INRIA PARIS 10h30 Salle JLL
Francis Bach (SIERRA) [SLIDES]
Title: Submodular Functions: from Discrete to Continous Domains
Résumé: Submodular set-functions have many applications in combinatorial optimization, as they can be minimized and approximately maximized in polynomial time. A key element in many of the algorithms and analyses is the possibility of extending the submodular set-function to a convex function, which opens up tools from convex optimization. Submodularity goes beyond set-functions and has naturally been considered for problems with multiple labels or for functions defined on continuous domains, where it corresponds essentially to cross second-derivatives being nonpositive. In this paper, we show that most results relating submodularity and convexity for set-functions can be extended to all submodular functions. In particular, (a) we naturally define a continuous extension in a set of probability measures, (b) show that the extension is convex if and only if the original function is submodular, (c) prove that the problem of minimizing a submodular function is equivalent to a typically non-smooth convex optimization problem, and (d) propose another convex optimization problem with better computational properties (e.g., a smooth dual problem). Most of these extensions from the set-function situation are obtained by drawing links with the theory of multi-marginal optimal transport, which provides also a new interpretation of existing results for set-functions. We then provide practical algorithms to minimize generic submodular functions on discrete domains, with associated convergence rates. (available at https://hal.archives-ouvertes.fr/hal-01222319v2/document)
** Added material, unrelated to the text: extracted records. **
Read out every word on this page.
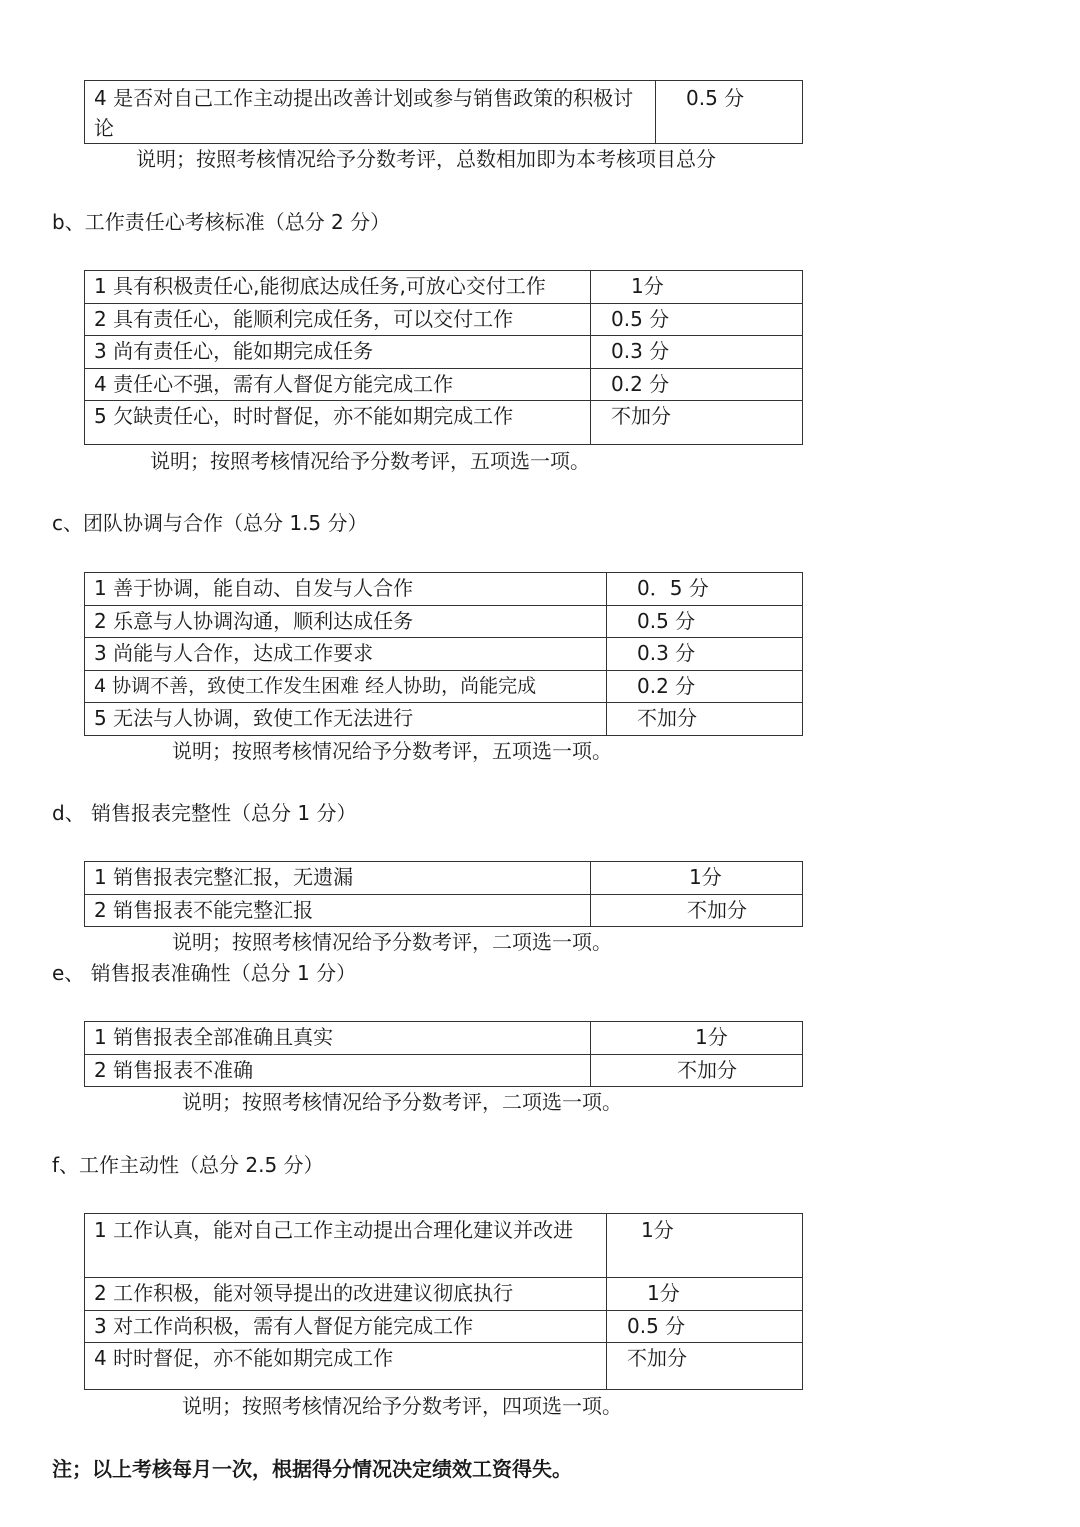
4 是否对自己工作主动提出改善计划或参与销售政策的积极讨论	0.5 分
说明；按照考核情况给予分数考评，总数相加即为本考核项目总分
b、工作责任心考核标准（总分 2 分）
1 具有积极责任心,能彻底达成任务,可放心交付工作	1分
2 具有责任心，能顺利完成任务，可以交付工作	0.5 分
3 尚有责任心，能如期完成任务	0.3 分
4 责任心不强，需有人督促方能完成工作	0.2 分
5 欠缺责任心，时时督促，亦不能如期完成工作	不加分
说明；按照考核情况给予分数考评，五项选一项。
c、团队协调与合作（总分 1.5 分）
1 善于协调，能自动、自发与人合作	0．5 分
2 乐意与人协调沟通，顺利达成任务	0.5 分
3 尚能与人合作，达成工作要求	0.3 分
4 协调不善，致使工作发生困难 经人协助，尚能完成	0.2 分
5 无法与人协调，致使工作无法进行	不加分
说明；按照考核情况给予分数考评，五项选一项。
d、 销售报表完整性（总分 1 分）
1 销售报表完整汇报，无遗漏	1分
2 销售报表不能完整汇报	不加分
说明；按照考核情况给予分数考评，二项选一项。
e、 销售报表准确性（总分 1 分）
1 销售报表全部准确且真实	1分
2 销售报表不准确	不加分
说明；按照考核情况给予分数考评，二项选一项。
f、工作主动性（总分 2.5 分）
1 工作认真，能对自己工作主动提出合理化建议并改进	1分
2 工作积极，能对领导提出的改进建议彻底执行	1分
3 对工作尚积极，需有人督促方能完成工作	0.5 分
4 时时督促，亦不能如期完成工作	不加分
说明；按照考核情况给予分数考评，四项选一项。
注；以上考核每月一次，根据得分情况决定绩效工资得失。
Bernhart Schmitzer (MOKAPLAN)
Title: A Stabilized Sparse Sinkhorn Algorithm
Abstract: Sinkhorn’s matrix scaling algorithm is a simple way to solve entropy regularized optimal transport problems. It is almost trivial to implement, apt for parallelization and relatively fast for large to moderate regularization strength. However, as regularization becomes smaller, it takes an increasing number of iterations to converge and becomes numerically unstable due to the limited precision of floating point variables. Moreover, as the problem size increases, it becomes increasingly expensive to compute convolutions with the dense matrix kernel, and it may even become impossible to store the full kernel in memory. We propose a number of adaptations to the algorithm to overcome the limitations of small regularization and large problems: log-domain parametrization of the scaling factors, gradual decreasing of the regluarization parameter, and a hierarchical multi-scale scheme with sparse sub-sampling of the kernel. It turns out that the adaptations work best, when applied in careful combination.